Until now, animal welfare has focused almost exclusively on the physical health of livestock by employing several systems that can automatically monitor animals’ physical condition. However, according to an increasing number of scientists, animals’ mental health and well-being should also be taken into consideration. Understanding what emotions animals feel in various situations could help farmers maximize the psychological well-being of their livestock.

In order to shed more life on pigs’ emotional life, researchers used 7,414 acoustic recordings from 411 pigs in different scenarios, from birth to death. In a next step, they devised and trained a machine learning algorithm that could decode whether a pig was experiencing a positive emotion (such as “happy” or “excited”) or a negative one (“scared” or “stressed”).

The scientists found that positive situations such as huddling with littermates, nursing, or running freely elicited shorter grunts, with minor fluctuations in amplitude, while negative situations such as missed nursing, social isolation, fighting, or castration were associated with high-frequency calls, such as screams and squeals. 

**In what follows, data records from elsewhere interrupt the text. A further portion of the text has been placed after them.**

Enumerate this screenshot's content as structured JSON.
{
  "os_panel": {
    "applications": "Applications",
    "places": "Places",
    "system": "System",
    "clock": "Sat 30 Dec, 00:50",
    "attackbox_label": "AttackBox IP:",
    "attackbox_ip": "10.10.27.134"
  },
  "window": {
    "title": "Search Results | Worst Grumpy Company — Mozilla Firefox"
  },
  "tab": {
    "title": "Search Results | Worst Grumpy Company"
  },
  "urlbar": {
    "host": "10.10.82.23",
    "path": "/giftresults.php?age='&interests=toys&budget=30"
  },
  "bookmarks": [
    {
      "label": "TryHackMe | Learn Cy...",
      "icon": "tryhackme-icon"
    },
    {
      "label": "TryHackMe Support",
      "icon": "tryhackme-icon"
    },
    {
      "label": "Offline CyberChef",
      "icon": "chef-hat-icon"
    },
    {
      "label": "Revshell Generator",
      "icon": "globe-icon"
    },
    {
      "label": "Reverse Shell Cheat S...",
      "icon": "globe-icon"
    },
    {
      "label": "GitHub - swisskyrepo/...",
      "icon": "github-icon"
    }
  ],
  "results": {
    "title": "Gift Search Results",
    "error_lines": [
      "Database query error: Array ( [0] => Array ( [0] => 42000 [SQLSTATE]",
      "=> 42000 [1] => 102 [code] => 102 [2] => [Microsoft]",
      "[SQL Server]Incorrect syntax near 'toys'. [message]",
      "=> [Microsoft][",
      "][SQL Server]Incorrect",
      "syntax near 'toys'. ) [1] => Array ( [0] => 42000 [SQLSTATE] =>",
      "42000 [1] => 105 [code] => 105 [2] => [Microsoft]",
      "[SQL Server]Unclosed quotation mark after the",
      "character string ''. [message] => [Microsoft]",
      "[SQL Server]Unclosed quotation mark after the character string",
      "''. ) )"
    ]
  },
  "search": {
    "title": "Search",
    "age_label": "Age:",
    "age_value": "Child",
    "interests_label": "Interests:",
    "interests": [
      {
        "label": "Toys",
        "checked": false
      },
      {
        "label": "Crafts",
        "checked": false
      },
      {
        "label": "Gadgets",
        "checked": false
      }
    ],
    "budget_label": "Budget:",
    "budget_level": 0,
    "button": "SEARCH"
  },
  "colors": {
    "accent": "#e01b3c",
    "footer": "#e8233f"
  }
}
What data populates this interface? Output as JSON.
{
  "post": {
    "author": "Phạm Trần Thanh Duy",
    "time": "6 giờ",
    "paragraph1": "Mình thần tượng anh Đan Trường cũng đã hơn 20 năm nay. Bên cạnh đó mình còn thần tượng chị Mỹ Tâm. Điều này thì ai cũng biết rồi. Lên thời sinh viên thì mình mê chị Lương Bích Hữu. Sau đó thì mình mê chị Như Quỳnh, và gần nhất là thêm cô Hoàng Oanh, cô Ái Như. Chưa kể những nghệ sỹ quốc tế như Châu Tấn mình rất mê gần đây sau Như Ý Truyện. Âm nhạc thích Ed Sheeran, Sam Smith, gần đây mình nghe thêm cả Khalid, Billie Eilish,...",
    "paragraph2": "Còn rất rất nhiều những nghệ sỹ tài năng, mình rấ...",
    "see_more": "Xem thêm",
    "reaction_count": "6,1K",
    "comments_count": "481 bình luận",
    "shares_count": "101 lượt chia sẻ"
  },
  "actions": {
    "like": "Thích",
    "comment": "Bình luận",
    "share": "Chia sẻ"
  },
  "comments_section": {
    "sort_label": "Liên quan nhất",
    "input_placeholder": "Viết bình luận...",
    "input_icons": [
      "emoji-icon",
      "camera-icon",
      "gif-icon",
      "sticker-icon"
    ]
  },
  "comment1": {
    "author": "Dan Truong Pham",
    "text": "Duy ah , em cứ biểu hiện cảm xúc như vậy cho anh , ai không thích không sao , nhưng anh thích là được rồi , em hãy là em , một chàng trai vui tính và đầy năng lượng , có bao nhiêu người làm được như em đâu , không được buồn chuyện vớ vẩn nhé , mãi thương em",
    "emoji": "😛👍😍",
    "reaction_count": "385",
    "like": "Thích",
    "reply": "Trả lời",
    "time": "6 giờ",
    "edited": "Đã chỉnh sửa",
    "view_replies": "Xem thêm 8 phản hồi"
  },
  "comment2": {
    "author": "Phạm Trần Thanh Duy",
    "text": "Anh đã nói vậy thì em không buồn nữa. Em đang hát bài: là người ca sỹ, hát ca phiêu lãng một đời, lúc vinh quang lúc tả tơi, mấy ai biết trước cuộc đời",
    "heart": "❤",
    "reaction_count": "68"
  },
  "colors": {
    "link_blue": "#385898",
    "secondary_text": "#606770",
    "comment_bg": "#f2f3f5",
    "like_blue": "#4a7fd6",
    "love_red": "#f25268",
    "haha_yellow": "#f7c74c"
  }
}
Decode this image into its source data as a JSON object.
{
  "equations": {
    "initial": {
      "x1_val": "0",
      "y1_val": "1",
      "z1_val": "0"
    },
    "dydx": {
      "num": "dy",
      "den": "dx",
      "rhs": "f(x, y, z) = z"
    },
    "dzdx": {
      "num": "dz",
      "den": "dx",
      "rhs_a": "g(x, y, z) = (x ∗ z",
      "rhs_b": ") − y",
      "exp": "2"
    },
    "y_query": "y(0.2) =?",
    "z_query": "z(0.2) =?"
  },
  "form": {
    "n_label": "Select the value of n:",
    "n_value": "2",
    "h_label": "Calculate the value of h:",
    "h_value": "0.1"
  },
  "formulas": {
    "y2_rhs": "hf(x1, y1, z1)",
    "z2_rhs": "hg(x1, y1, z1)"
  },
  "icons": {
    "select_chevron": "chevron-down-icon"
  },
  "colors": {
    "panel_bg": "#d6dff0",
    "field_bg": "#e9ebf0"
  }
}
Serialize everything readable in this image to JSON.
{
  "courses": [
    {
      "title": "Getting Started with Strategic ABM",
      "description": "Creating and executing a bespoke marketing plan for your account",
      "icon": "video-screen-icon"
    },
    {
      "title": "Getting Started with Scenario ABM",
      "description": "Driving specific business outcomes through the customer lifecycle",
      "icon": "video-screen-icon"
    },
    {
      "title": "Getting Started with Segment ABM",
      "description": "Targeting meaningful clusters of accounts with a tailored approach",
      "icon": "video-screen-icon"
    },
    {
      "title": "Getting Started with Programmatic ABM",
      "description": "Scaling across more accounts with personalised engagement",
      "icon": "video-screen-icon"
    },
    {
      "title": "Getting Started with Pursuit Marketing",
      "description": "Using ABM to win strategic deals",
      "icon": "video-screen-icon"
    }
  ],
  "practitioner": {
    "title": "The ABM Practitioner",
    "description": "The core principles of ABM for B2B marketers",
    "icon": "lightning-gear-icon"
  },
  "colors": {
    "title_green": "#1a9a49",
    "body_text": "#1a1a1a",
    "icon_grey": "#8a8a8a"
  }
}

“There are clear differences in pig calls when we look at positive and negative situations. In the positive situations, the calls are far shorter, with minor fluctuations in amplitude. Grunts, more specifically, begin high and gradually go lower in frequency. By training an algorithm to recognize these sounds, we can classify 92 percent of the calls to the correct emotion,” explained study co-leader Elodie Briefer, a professor of Animal Behavior and Communication at the University of Copenhagen.

“With this study, we demonstrate that animal sounds provide great insight into their emotions. We also prove that an algorithm can be used to decode and understand the emotions of pigs, which is an important step towards improved animal welfare for livestock.”

Professor Briefer and her colleagues hope that this algorithm might pave the way for a new platform for farmers to keep track of their animals’ psychological well-being. 

“We have trained the algorithm to decode pig grunts. Now, we need someone who wants to develop the algorithm into an app that farmers can use to improve the welfare of their animals,” concluded Professor Briefer.

The study is published in the journal Nature Scientific Reports.